Some Africans dispute the fact that some African communities killed twins in precolonial and colonial times. They regard it as a part of the whiteman's propaganda against us. I don't know the basis of their contention. Granted that the whites have told so many lies against us, to justify their slave trade, economic exploitation, and colonialism, yet we should be modest enough to admit the factual ones. As a matter of fact, some African communities killed twins. Why? It was their firm belief that only lower animals can give birth to more than one of their kind at a time. So, they saw the birth of twins by a woman as an abomination. In my place, years ago, when a hen hatched one chick, a hole was dug in the ground with a big, long, and pointed wooden farm implement (called "obi" - used to dig holes to install sticks for yam tendrils), and the chick buried therein.

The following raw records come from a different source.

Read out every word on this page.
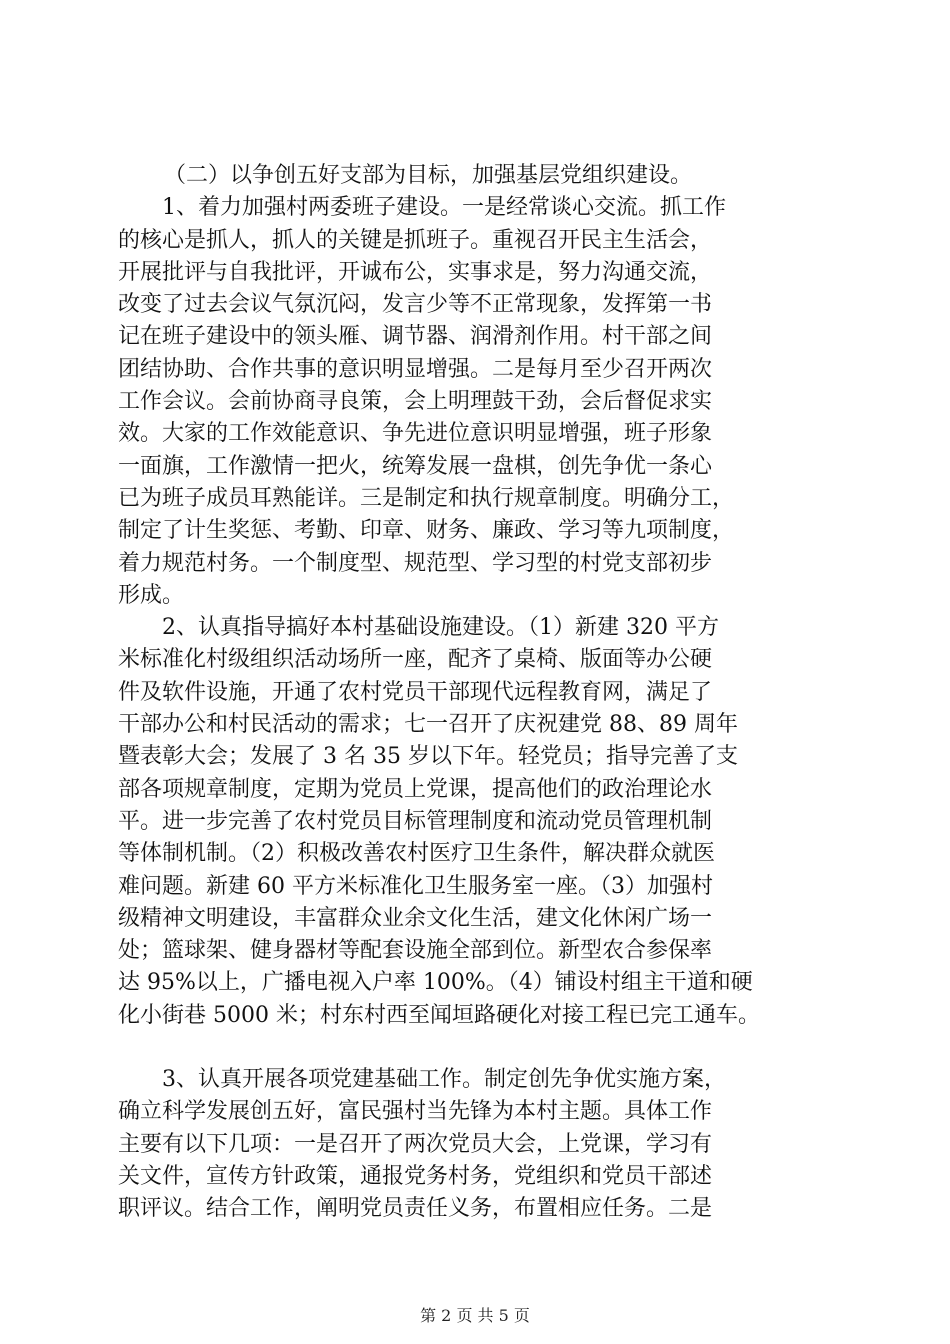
（二）以争创五好支部为目标，加强基层党组织建设。
1、着力加强村两委班子建设。一是经常谈心交流。抓工作
的核心是抓人，抓人的关键是抓班子。重视召开民主生活会，
开展批评与自我批评，开诚布公，实事求是，努力沟通交流，
改变了过去会议气氛沉闷，发言少等不正常现象，发挥第一书
记在班子建设中的领头雁、调节器、润滑剂作用。村干部之间
团结协助、合作共事的意识明显增强。二是每月至少召开两次
工作会议。会前协商寻良策，会上明理鼓干劲，会后督促求实
效。大家的工作效能意识、争先进位意识明显增强，班子形象
一面旗，工作激情一把火，统筹发展一盘棋，创先争优一条心
已为班子成员耳熟能详。三是制定和执行规章制度。明确分工，
制定了计生奖惩、考勤、印章、财务、廉政、学习等九项制度，
着力规范村务。一个制度型、规范型、学习型的村党支部初步
形成。
2、认真指导搞好本村基础设施建设。（1）新建 320 平方
米标准化村级组织活动场所一座，配齐了桌椅、版面等办公硬
件及软件设施，开通了农村党员干部现代远程教育网，满足了
干部办公和村民活动的需求；七一召开了庆祝建党 88、89 周年
暨表彰大会；发展了 3 名 35 岁以下年。轻党员；指导完善了支
部各项规章制度，定期为党员上党课，提高他们的政治理论水
平。进一步完善了农村党员目标管理制度和流动党员管理机制
等体制机制。（2）积极改善农村医疗卫生条件，解决群众就医
难问题。新建 60 平方米标准化卫生服务室一座。（3）加强村
级精神文明建设，丰富群众业余文化生活，建文化休闲广场一
处；篮球架、健身器材等配套设施全部到位。新型农合参保率
达 95%以上，广播电视入户率 100%。（4）铺设村组主干道和硬
化小街巷 5000 米；村东村西至闻垣路硬化对接工程已完工通车。
3、认真开展各项党建基础工作。制定创先争优实施方案，
确立科学发展创五好，富民强村当先锋为本村主题。具体工作
主要有以下几项：一是召开了两次党员大会，上党课，学习有
关文件，宣传方针政策，通报党务村务，党组织和党员干部述
职评议。结合工作，阐明党员责任义务，布置相应任务。二是
第 2 页 共 5 页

Dee Anyanwu Akalonu was a younger half brother to my great grandfather, Onyemachi Akalonu (Kalu). He had a daughter and five sons (Nwokonko, Ikerionwu, Nwaiwu, Ohawuiro, and Onyenmobi). His first son, Dee Nwokonko was born around 1918-1919, on the eve of Dee Anyanwu's initiation into the elite Okonko Society. That was during the period of Mgberegede or Oganelu (Spanish flu/influenza) which, like the current COVID-19 pandemic, killed so many people. Around 1933, Dee Anyanwu's wife, Daa Ngwanze, was delivered of twins, a boy and a girl. By the traditional law (iwu) prevalent then, the twins were to be killed! But Dee Anyanwu was wealthy, strong, and stubborn. He surrendered the girl for killing, but refused to allow same fate befall the handsome boy. Amala/Umunna pressurized him, but he was unshaken. He reportedly drew his sharp ishingu (sword) and awaited the first person to come for the boy. Being the only son of his mother, Dee Anyanwu wanted more sons, and couldn't afford to lose any born to him. Amala/Umunna backed down, after he accepted to offer the alternative costly sacrifice to appease Ala (the Igbo goddess of land). So, on the eighth day, the boy was circumcized and named Nwaiwu (child of the law). I heard this story from eyewitnesses - my grandfather (who used to call Dee Nwaiwu "Okeiwu" i.e. strong law) and Dee Nwokonko,, etc. Incidentally, Dee Nwaiwu begot twins - a boy and a girl - in 1977. He was a handsome, hardworking, caring, amiable, humble, and good man. A lively and jolly good fellow whose presence was felt anywhere he went. From the late 1950s, he lived and farmed cocoa in Kinisho, Ondo State, and was crowned Baale of Igbos there. However, on February 5, 2012, Dee Nwaiwu Emmanuel Anyanwu joined the ancestors. May his soul rest in perfect peace.